Finn loves to be outside and has always done great wearing a harness. Even without a fenced in yard he listens very well and stays near me. But when I try to take him for a short walk around the block he just does not want to go. He walks a few feet then stops and lays down or just stands there. I end up having to tug on the leash to get him to keep up with me (I am not a fast walker at all). I've tried bringing treats with me but it doesn't help.

How can I make walks more enjoyable for Finn so he actually wants to go?


----------



## Rolo n Buttons (Sep 22, 2012)

Lol! I posted a reply to someone else yesterday with exactly the same problem (this seems to be a universal chi thing!) so will copy my post below!
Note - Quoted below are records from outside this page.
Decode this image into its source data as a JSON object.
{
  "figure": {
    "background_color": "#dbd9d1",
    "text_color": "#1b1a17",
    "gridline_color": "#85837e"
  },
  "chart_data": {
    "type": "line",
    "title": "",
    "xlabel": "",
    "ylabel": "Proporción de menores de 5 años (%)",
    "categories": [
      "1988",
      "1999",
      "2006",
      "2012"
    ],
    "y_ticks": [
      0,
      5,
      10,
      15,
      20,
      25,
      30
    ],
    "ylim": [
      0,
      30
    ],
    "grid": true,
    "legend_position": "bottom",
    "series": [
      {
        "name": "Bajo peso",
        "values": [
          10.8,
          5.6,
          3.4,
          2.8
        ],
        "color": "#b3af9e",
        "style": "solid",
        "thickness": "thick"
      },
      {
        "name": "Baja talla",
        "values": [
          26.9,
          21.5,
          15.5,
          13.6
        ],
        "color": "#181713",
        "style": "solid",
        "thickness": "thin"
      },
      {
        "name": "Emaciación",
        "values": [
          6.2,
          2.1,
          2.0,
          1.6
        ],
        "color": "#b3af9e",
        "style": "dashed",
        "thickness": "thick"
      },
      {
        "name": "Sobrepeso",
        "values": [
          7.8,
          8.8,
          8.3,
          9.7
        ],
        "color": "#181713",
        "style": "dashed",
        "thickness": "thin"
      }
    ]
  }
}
Sent from Petguide.com Free App


----------



## Rolo n Buttons (Sep 22, 2012)

I've been through this with both of mine. What I think is that it's just a fear of the outside world, everything is so big to them. Rolo would shake like a leaf as soon as he realised we were going out. What I did with both of them was carry them for about a week or so until they got used to the whole being outside thing. As Buttons is a winter puppy i shoved him down the front of my coat! Once they gain confidence then I put them down. I found that after a week or so Buttons didn't want to be carried anymore and would struggle to get down. Now he trots along quite happily! The only problem I have now is as Rolo hasn't been neutered he stops every 15 seconds to mark EVERYTHING in the village. And I'm not kidding.....EVERYTHING!! 










Before










After! Lol


And I meant to say as well put her harness on her every time so she associates that with walk time and still gets used to wearing it but carry her. She will soon get fed up and want to get down and explore. Worked for me twice x

I was worried that if I started carrying them they would always want to be carried everywhere but it doesn't seem to work like that. They realise that actually outside isn't so bad after all and then they're off !
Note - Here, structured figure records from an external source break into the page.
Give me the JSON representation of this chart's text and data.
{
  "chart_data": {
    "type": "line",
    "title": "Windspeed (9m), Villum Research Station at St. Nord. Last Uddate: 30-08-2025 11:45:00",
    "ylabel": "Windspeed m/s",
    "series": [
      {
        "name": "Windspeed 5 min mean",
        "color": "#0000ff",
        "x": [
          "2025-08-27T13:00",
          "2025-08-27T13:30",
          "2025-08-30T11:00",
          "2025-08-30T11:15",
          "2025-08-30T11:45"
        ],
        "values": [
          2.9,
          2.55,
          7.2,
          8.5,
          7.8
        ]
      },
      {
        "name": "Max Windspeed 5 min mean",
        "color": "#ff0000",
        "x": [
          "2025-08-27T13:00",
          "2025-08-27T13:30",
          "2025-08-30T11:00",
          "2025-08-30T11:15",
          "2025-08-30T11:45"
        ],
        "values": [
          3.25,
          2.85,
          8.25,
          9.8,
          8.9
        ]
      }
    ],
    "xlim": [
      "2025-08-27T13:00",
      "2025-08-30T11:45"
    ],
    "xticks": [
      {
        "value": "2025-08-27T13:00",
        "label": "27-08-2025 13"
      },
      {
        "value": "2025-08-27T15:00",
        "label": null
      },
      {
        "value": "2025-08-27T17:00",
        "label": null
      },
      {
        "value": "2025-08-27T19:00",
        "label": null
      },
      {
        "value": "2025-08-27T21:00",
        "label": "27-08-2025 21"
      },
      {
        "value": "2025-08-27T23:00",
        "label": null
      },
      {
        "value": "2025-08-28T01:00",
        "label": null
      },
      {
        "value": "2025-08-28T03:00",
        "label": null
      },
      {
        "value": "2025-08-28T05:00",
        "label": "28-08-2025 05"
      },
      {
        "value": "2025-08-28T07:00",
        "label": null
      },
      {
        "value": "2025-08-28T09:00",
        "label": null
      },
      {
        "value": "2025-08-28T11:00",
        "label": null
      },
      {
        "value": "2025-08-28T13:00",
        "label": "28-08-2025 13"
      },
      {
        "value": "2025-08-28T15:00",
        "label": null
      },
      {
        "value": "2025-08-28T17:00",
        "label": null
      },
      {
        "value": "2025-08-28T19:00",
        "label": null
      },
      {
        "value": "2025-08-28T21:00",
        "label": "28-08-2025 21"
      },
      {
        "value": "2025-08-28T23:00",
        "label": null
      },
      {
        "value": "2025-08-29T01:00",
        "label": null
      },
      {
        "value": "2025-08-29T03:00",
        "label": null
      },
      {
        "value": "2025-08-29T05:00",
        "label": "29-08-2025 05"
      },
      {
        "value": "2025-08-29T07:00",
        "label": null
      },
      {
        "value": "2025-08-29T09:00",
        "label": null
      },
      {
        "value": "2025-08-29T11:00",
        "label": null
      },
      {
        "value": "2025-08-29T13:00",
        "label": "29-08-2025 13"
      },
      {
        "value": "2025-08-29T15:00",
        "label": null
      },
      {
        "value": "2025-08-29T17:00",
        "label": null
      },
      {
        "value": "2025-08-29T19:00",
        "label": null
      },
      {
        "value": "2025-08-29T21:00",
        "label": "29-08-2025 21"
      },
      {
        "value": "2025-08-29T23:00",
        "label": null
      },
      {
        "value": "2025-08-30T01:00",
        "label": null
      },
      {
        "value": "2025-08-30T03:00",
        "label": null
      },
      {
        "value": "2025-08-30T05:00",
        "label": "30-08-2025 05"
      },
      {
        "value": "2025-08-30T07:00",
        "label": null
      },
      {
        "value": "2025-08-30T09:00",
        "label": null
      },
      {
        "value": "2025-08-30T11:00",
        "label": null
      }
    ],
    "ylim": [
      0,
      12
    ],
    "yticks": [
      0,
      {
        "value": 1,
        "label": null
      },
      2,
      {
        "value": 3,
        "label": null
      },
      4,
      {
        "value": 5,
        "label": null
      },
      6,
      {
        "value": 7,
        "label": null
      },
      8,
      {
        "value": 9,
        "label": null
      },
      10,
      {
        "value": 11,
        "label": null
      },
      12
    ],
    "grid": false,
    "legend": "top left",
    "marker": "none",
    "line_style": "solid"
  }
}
Sent from Petguide.com Free App


----------



## Angel1210 (Mar 14, 2011)

Wow! I have the same problem! Angel is a couch potato! He really doesn't like to go for walks! When he was young, I carried him until we got to a side street with no traffic! He tolerated it. At the park, he walked and sniffed, behaved, pretty much, but again didn't really like it! I used treats to make it exciting and talk happy talk the whole time, but still not really liking it! Then he got to where he would bite me when I put his harness on him if it was walk time or if he even thought it was!

I really want him to love walking! So, I have a new plan for this spring! I am going to take him to the park, just him and me. Sit on a park bench for about 10 minutes or so. I'll have his toys, some treats, and try to make it fun for him! I don't know if it will work, but I've nothing to lose! 

I think part of him not liking walks is because hubby is a couch potato, too and they hang out together a lot!!


----------



## HollyV (Mar 31, 2013)

I have the same problem  especially when there are other dogs around. I am persisting though with treats and picking her up when she refuses to move hopefully she'll get better soon 


Sent from Petguide.com Free App


----------



## JumpingBean (Mar 27, 2013)

Thanks for the help guys.

I'm not sure the reason is that he's scared. He loves to run in circles in the backyard but anywhere else is stop and go. I will try some of things suggested and see if they work. He is still young so maybe he just needs more time in the great outdoors to learn that its not that scary.


----------